Was hast du vor dem Turnier gedacht?
Ich hatte richtig Schiss als Ballack sich verletzt hat. Ich dachte „Oh Gott“. Dass sie so gut spielen hätte ich nicht gedacht. Ich dachte, dass sie zu jung sind und solche Leute wie Ballack und vielleicht auch Frings gebraucht hätten. Oder Kahn oder Lehmann. Zum Anlehnen. Als so einen Guide, dass sie keine Angst haben müssen. Man hat es ja gegen Serbien gesehen, wie schnell diese Euphorie auch umschlägt, wenn man noch so jung und sich nicht so sicher ist.

Gibt es ähnliche Momente mit der Band, wenn du weißt, die Band trägt dich.
Klar. Wenn ich nicht wüsste, dass es so ist, wäre es schwierig. Da ist noch viel wichtiger als bei einem Stürmer, der sich darauf verlassen muss, dass er die Pässe bekommt, damit er den Ball reinmachen kann. Wenn der Stürmer mal kein Tor schießt, egal. Bei mir ist es ja so: Ich muss die ganze Zeit Tore schießen.
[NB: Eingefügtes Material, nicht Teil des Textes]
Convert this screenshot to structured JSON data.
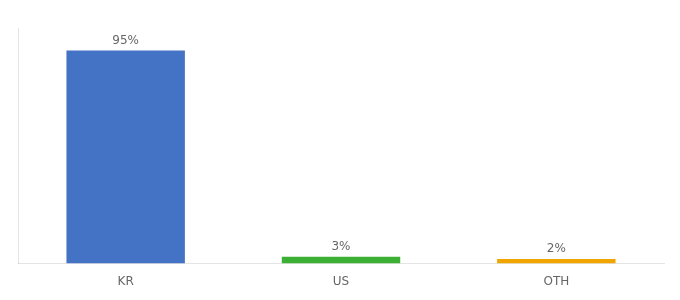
{
  "chart_data": {
    "type": "bar",
    "categories": [
      "KR",
      "US",
      "OTH"
    ],
    "values": [
      95,
      3,
      2
    ],
    "value_labels": [
      "95%",
      "3%",
      "2%"
    ],
    "colors": [
      "#4472c4",
      "#3cb034",
      "#f0a500"
    ],
    "ylim": [
      0,
      105
    ],
    "grid": false,
    "data_labels": true,
    "tick_labels": "x"
  }
}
Wenn ich das Gefühl hätte, da ist jemand in der Band, der mir die Pässe nicht zuspielen kann, dann rede ich mit ihm und warte ab. Und wenn das dann nicht passiert, dann muss der raus. Das ist gottseidank nicht passiert, aber so würde es sein. Es ist noch mehr Teamsport als Fußball.

Du wärst der van Gaal.
Ja. Ich habe es auch schon in ein, zwei Interviews gesagt. Ich bin der Klinsmann, der van Gaal oder der Löw.
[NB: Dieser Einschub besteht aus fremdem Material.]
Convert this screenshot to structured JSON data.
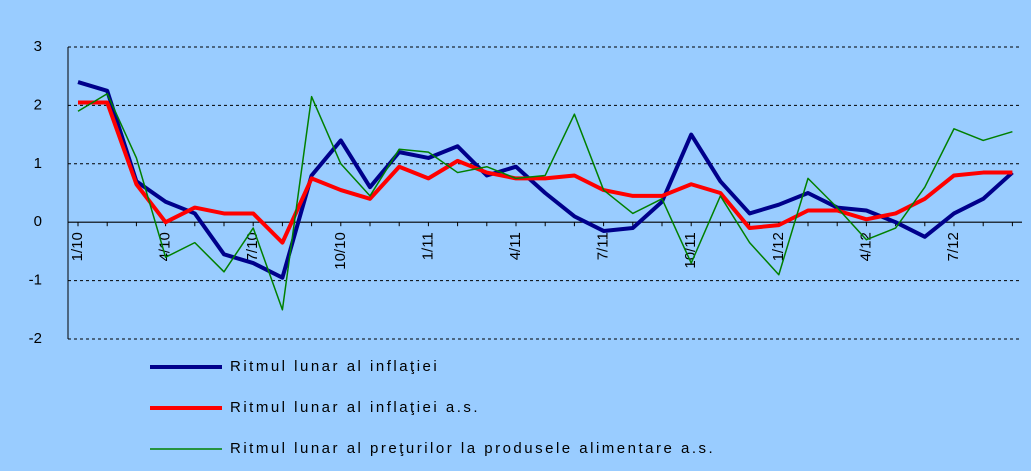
{
  "chart_data": {
    "type": "line",
    "categories": [
      "1/10",
      null,
      null,
      "4/10",
      null,
      null,
      "7/10",
      null,
      null,
      "10/10",
      null,
      null,
      "1/11",
      null,
      null,
      "4/11",
      null,
      null,
      "7/11",
      null,
      null,
      "10/11",
      null,
      null,
      "1/12",
      null,
      null,
      "4/12",
      null,
      null,
      "7/12",
      null,
      null
    ],
    "series": [
      {
        "name": "Ritmul lunar al inflaţiei",
        "color": "#00008b",
        "width": 4,
        "values": [
          2.4,
          2.25,
          0.7,
          0.35,
          0.15,
          -0.55,
          -0.7,
          -0.95,
          0.8,
          1.4,
          0.6,
          1.2,
          1.1,
          1.3,
          0.8,
          0.95,
          0.5,
          0.1,
          -0.15,
          -0.1,
          0.35,
          1.5,
          0.7,
          0.15,
          0.3,
          0.5,
          0.25,
          0.2,
          0.0,
          -0.25,
          0.15,
          0.4,
          0.85
        ]
      },
      {
        "name": "Ritmul lunar al inflaţiei a.s.",
        "color": "#ff0000",
        "width": 4,
        "values": [
          2.05,
          2.05,
          0.65,
          0.0,
          0.25,
          0.15,
          0.15,
          -0.35,
          0.75,
          0.55,
          0.4,
          0.95,
          0.75,
          1.05,
          0.85,
          0.75,
          0.75,
          0.8,
          0.55,
          0.45,
          0.45,
          0.65,
          0.5,
          -0.1,
          -0.05,
          0.2,
          0.2,
          0.05,
          0.15,
          0.4,
          0.8,
          0.85,
          0.85
        ]
      },
      {
        "name": "Ritmul lunar al preţurilor la produsele alimentare a.s.",
        "color": "#008000",
        "width": 1.5,
        "values": [
          1.9,
          2.2,
          1.1,
          -0.6,
          -0.35,
          -0.85,
          -0.1,
          -1.5,
          2.15,
          1.0,
          0.45,
          1.25,
          1.2,
          0.85,
          0.95,
          0.75,
          0.8,
          1.85,
          0.55,
          0.15,
          0.4,
          -0.7,
          0.45,
          -0.35,
          -0.9,
          0.75,
          0.25,
          -0.3,
          -0.1,
          0.6,
          1.6,
          1.4,
          1.55
        ]
      }
    ],
    "ylim": [
      -2,
      3
    ],
    "yticks": [
      -2,
      -1,
      0,
      1,
      2,
      3
    ],
    "grid": true
  }
}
Wie bist du mit den Kommentatoren zufrieden?
Ich glaube ich habe mich in diesem Jahr am meisten über Béla Rethy geärgert. Mich nervt immer seine blöde Miesmacherei. Dieses ganze Rumgemäkel geht mir auf den Sack. Aber es gibt noch einen, der noch nerviger ist. (überlegt) Ich glaube jetzt weiß ich’s: Marcel Reif. Ich habe einige Spiele mit anderen zusammengeguckt, und da lief dann Sky. Seine Kommentare fand ich schlimm.

Warum?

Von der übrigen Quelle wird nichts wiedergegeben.